Danette Chavez: Like you two, I’m also a fan of heist movies, including Steven Soderbergh’s Ocean’s 11 (but only the first movie in that trilogy; the sequels see increasingly diminishing returns). Earlier this year, I watched Den Of Thieves, which is clearly modeled after Michael Mann’s Heat. Despite all the shoot-outs and swearing, it’s basically escapist fare, so much so that it wasn’t until I left the theater that I realized there were only four women in the whole movie, and they were all relegated to wife or daughter roles. I wouldn’t be surprised if all of their lines combined made up the dialogue of a single member of Gerard Butler’s “good guys with bad methods” team.
And so, like Gwen and Laura, I was eager to watch a heist movie with so many women—several of them middle-aged, as our executive editor points out—at the fore for a change. Unfortunately, I wasn’t quite as taken with it as my colleagues. A star-studded caper set in New York, including a long stretch at the Met Gala, shouldn’t look so ordinary. Director Gary Ross clearly lacks the style and energy of his predecessor, even as he recreates scenes from Soderbergh’s remake of the Lewis Milestone film. It’s more than just the confounding, lingering shots over the most mundane parts of the Big Apple; even the direction during what should be the most adrenaline-fueled parts of the film feels perfunctory, as though someone just pointed a camera at Sandra Bullock at the Gala.

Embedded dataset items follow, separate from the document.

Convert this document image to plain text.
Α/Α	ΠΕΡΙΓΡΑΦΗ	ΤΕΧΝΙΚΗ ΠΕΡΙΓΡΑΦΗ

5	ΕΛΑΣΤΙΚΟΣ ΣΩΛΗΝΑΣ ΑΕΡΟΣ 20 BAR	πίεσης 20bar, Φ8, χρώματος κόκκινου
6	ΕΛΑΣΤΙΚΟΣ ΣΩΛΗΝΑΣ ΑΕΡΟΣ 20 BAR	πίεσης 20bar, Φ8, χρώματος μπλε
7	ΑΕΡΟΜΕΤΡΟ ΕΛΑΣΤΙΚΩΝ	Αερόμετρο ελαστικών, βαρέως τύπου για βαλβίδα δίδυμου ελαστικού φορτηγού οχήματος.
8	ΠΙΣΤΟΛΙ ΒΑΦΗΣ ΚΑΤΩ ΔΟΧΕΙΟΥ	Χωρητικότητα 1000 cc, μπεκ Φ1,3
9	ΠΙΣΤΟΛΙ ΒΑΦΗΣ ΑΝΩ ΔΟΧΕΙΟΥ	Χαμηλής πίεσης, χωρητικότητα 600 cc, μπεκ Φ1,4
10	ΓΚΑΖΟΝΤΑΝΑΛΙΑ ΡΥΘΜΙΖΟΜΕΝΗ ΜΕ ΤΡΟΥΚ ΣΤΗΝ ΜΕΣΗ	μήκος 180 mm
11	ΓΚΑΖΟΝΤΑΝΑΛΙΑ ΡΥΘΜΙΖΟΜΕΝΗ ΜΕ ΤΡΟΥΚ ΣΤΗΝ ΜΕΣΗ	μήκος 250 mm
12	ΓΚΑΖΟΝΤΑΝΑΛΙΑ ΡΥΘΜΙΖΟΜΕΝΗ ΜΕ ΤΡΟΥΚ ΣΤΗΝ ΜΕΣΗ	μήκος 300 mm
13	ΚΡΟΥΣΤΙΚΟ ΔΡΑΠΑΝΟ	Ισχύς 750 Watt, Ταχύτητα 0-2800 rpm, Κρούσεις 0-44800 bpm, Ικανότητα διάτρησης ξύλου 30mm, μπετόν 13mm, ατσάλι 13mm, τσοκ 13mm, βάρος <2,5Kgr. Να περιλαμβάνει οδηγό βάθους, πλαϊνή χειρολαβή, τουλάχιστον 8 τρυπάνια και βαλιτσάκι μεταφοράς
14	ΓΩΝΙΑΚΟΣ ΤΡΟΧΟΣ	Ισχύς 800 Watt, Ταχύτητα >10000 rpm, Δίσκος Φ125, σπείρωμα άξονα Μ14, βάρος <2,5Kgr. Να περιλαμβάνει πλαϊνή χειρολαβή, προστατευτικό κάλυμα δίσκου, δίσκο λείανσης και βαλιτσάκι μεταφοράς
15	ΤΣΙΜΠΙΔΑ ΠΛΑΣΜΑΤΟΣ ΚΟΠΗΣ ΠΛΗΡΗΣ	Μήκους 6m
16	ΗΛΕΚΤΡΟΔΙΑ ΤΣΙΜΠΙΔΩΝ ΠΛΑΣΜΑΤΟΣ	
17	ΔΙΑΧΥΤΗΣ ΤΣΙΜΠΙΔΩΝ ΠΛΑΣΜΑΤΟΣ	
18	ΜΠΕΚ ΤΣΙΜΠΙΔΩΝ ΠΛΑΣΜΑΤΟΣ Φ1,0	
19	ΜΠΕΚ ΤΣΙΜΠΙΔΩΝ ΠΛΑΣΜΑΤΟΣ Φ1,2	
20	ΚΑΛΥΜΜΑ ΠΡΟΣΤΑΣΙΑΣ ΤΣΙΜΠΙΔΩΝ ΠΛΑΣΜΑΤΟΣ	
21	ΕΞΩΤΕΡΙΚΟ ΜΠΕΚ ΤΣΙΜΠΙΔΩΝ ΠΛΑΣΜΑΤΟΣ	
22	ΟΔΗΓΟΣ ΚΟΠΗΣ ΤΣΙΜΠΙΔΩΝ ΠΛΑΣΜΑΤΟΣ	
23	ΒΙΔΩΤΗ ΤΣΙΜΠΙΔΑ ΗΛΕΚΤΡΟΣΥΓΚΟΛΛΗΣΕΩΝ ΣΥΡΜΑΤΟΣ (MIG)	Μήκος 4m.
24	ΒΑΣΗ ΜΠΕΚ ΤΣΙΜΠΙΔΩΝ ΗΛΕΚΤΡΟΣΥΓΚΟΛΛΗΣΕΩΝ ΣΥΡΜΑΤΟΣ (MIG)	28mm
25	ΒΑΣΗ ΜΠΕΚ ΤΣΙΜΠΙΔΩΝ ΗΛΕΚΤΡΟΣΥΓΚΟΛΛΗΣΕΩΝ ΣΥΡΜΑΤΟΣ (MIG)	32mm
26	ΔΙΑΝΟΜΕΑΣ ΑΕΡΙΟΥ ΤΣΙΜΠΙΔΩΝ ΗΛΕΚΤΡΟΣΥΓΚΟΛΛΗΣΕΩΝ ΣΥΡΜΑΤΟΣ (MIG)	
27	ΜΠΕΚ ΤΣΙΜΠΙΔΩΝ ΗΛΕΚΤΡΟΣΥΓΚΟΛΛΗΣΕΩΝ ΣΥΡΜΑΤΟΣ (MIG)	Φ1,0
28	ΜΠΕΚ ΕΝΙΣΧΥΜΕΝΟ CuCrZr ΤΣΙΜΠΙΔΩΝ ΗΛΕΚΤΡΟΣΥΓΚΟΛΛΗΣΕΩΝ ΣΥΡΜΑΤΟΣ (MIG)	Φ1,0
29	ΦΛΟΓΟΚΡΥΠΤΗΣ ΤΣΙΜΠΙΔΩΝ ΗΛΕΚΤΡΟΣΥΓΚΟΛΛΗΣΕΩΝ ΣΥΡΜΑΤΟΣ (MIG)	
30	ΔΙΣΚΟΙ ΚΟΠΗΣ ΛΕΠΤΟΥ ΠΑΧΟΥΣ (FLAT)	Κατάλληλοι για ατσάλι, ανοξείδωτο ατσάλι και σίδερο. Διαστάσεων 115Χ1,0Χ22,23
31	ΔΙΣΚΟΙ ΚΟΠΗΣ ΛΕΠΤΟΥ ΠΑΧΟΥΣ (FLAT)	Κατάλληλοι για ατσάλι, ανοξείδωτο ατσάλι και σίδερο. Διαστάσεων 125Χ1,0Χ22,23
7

At times, simply keeping a camera trained on Bullock, Blanchett, Rihanna, and Sarah Paulson is enough—this ensemble is equally as charming as the one led by George Clooney. Paulson is the standout for me; she brings a live-wire energy to both of the lives she’s leading as Tammy. Anne Hathaway is close on Paulson’s heels for MVP, though; the Oscar winner skewers her image and critiques of said image with such grace and humor. But aside from Rihanna’s appropriately stunning red-dress reveal, there aren’t many memorable moments among the rest of the cast. Bullock is solid, but the occasional sparks that fly between her and Blanchett (you can’t convince me they didn’t have a relationship at some point) can’t make up for how thinly sketched the latter’s character is.
The heist itself was a surprisingly routine affair, even if, as Laura points out, the results are rarely ever in question in any such movie. Like its direct and spiritual predecessors, Ocean’s 8 coasts on its charm. Still, that frictionless approach took some of the wind out of the second half. The closing group shot is great, but while I wouldn’t mind seeing a sequel, the pros only slightly outweigh the cons in this story about pros and a con.